TV Ads for Drugs Must Include Prices, Per New HHS, CMS Rule
Consumers will soon be able to see the price of certain drugs featured alongside potential drug side effects in direct-to-consumer television advertising. A new rule promulgated by the Department of Health and Human Services (HHS) and the Centers for Medicare and Medicaid Services (CMS) will require drug makers to include pricing in television ads for certain Medicare and Medicaid drugs.
The rule, which goes into effect on July 9, 2019, will apply to drugs that have a list price that is $35 or more for a month’s supply or the full course of therapy. The top ten drugs currently advertised on television have list prices starting at $488, so it is likely drug prices will appear on many drug ads.

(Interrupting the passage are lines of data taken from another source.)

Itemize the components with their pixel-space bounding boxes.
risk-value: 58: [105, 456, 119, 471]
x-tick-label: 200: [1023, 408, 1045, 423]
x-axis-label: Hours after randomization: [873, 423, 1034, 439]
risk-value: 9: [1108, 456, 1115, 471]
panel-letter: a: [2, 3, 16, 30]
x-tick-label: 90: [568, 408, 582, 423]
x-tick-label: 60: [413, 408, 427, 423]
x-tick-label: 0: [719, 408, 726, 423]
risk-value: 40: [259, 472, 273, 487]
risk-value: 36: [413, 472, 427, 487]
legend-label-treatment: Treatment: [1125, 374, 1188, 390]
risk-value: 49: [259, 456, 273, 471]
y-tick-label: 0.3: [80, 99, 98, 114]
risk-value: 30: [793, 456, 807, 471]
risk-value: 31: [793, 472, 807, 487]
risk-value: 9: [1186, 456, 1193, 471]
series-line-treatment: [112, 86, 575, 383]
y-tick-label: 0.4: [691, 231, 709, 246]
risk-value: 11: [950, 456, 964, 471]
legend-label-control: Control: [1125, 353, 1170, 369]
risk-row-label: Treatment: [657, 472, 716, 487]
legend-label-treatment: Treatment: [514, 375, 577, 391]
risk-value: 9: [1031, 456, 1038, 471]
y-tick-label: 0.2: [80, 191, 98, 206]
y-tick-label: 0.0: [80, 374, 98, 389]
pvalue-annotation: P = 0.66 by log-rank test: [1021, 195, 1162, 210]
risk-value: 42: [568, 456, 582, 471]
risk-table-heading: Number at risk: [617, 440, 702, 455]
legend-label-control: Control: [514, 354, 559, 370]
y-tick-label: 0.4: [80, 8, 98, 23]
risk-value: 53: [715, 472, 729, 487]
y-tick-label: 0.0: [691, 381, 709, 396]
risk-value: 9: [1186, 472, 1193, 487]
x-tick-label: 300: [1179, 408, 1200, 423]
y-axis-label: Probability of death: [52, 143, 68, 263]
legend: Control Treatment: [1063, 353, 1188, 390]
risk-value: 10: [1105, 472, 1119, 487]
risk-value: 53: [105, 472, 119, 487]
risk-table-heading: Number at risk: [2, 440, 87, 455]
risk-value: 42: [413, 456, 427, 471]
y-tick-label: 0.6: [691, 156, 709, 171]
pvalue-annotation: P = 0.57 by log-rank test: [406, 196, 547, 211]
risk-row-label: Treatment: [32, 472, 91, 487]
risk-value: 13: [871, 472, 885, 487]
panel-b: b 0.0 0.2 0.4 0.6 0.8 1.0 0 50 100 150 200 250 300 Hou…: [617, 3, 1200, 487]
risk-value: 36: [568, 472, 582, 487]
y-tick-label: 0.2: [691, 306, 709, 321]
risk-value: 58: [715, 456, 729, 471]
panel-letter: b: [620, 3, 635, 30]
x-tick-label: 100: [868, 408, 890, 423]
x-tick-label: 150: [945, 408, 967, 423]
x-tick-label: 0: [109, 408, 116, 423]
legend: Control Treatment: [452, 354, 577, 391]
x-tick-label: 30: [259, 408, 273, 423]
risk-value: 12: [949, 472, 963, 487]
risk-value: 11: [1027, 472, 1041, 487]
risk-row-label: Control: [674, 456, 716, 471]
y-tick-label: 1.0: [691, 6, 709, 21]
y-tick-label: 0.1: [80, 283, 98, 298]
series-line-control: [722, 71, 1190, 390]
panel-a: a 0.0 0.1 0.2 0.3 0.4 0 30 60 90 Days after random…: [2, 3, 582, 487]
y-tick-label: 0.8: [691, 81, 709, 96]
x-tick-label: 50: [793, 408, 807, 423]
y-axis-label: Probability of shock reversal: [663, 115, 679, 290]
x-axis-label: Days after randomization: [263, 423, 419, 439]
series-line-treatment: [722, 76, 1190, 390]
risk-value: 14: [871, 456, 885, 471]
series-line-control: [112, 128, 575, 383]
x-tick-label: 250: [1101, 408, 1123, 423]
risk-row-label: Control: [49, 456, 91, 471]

Although the new rule does not specify exactly how pricing should be displayed in ads, it does require that the information be provided in written form at the end of the ad and be easily legible. No other types of media such as print or radio will be subject to the rule, which only applies to ads on television, which include cable, streaming and satellite.
The rule is intended to drive down drug prices by increasing transparency about the cost of medications and allowing consumers “to make informed decisions and demand value from pharmaceutical companies,” CMS Administrator Seema Verma said.
However, the rule, by design, provides no HHS enforcement mechanism. Enforcement is expected to come from drug company actions under the Lanham Act for unfair trade practices, according to HHS Secretary Alex Azar. HHS will keep a public list of ads that do not comply with the rule, presumably to assist competitors wishing to pursue redress. Further, the rule will preempt any state law based claims on pricing statements. “There are very large legal practices built on pharma companies suing each other,” Azar said.
The HHS deliberately did not send the rule through the Federal Drug Administration (FDA), which regulates certain direct-to-consumer ads. “We decided that our authority with the Social Security Act with Medicare and Medicaid provided the strongest platform and enforcement with the Lanham Act rather than having FDA inject itself into list pricing considerations,” Azar said.
Not everyone is cheering this new development. A representative for the drug maker trade group Pharmaceutical Research and Manufacturers of America recently expressed concern that the rule “could be confusing for patients and may discourage them from seeking needed medical care.” Drug companies claim the rule would confuse consumers, because the list price doesn’t take into account insurance coverages, discounts or rebates. They also aver that the rule may infringe on first amendment rights, an argument that has been successfully made by advertisers in the context of drug ads in the past.
Key Takeaways
It remains to be seen the extent to which drug companies will comply with the new rule given the lack of a regulatory enforcement mechanism. If drug companies do comply, Medicare and Medicaid consumers may see more transparency in certain drug prices, and the rule may test whether transparency has the intended effect of driving down drug prices.